C’è persino quello che è arrivato in bicicletta. Si è agganciato la go-pro al caschetto, ed è qui che sgomma in giro per il fronte in solidarietà ai curdi.
Con la battaglia di Kobane, assediata dallo Stato Islamico ormai da tre mesi, in Siria all’improvviso sono riapparsi i pacifisti. Quelli di sempre, un po’ disordinati, un po’ caciaroni, inconfondibili: la chitarra, la kefiah al collo. Alcuni sono medici, o distribuiscono coperte, pane, aiutano nei campi profughi, altri, semplicemente, sono qui per fare controinformazione, spiegare i diritti dei curdi in un blog, una radio locale – sono elettricisti, impiegati, ingegneri. Usano così le loro ferie. Esistono guerre dimenticate – chi di noi, in questo momento, sta seguendo il Sudan? la Nigeria? – ma qui, caso unico al mondo, l’amnesia è selettiva.
I curdi sì. Il resto dei siriani no.
Perché per la Siria non si è mai avuta una mobilitazione come quella che si è avuta per la Bosnia, o per l’Iraq? Per il Kosovo? Forse è l’ora di dirlo senza giri di parole. Non si è avuta perché il movimento pacifista ha scelto di schierarsi con Assad. Oggi Assad è rientrato in gioco, è vero, e tutti riconoscono che l’accordo finale, quale che sarà, non potrà che includerlo: perché non ha vinto la guerra, ma neppure l’ha persa – ma Assad è rientrato in gioco perché questa guerra è stata lasciata marcire per tre anni. E soprattutto, un conto è accettare, amaramente, che pezzi di un regime rimangano al potere, come avviene in fondo in molti dopoguerra: un altro è condonare un presidente che rovescia barili di tritolo sui suoi cittadini. Il posto giusto, per Assad, non è Ginevra, il tavolo dei negoziati, è l’Aja. La Corte Penale Internazionale.
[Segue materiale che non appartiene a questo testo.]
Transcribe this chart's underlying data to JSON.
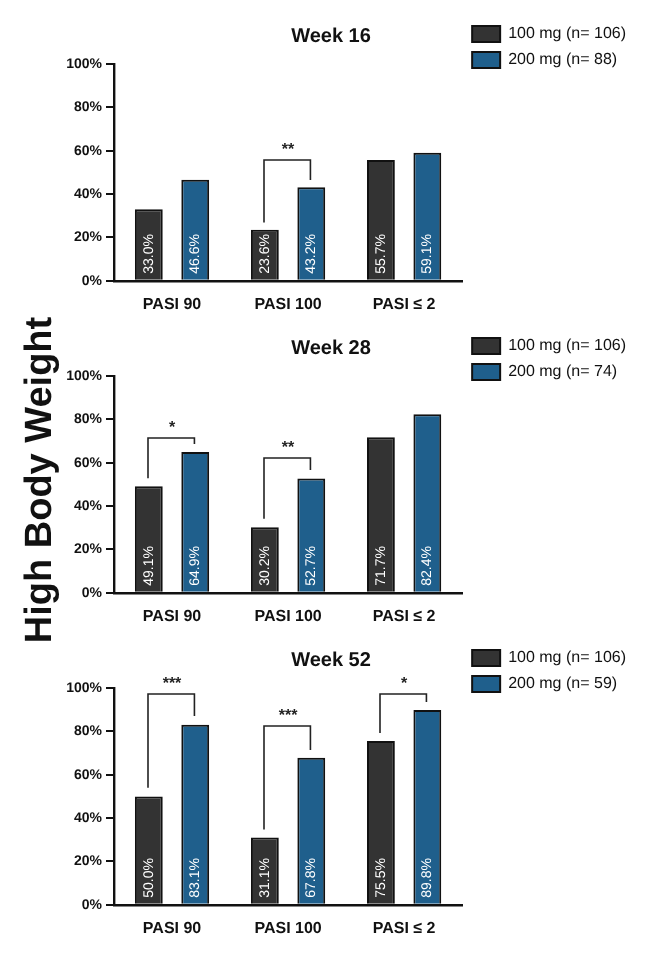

Ma tutto questo è fuori dell’orizzonte di discussione della sinistra – o qualunque sia la definizione più esatta.
La sinistra, semplicemente, sta con Assad perché Assad è contro gli Stati Uniti. O meglio: perché la primavera araba non è che un’operazione eterodiretta dalla CIA. Continuo a sentirmelo ripetere da tanti. Da troppi. Tra i pacifisti, tra gli attivisti, domina una lettura malinconicamente vecchia e datata del Medio Oriente, basata su una mappa del mondo e dei rapporti di forza che non esiste più da anni. Gli Stati Uniti ormai sono solo uno degli attori in campo – e spesso non quello decisivo. Ma per tanti la scelta è facile. Perché il mondo, per loro, è facile: è in bianco e nero – la domanda è una sola: dove stanno gli Stati Uniti? E si schierano all’estremo opposto.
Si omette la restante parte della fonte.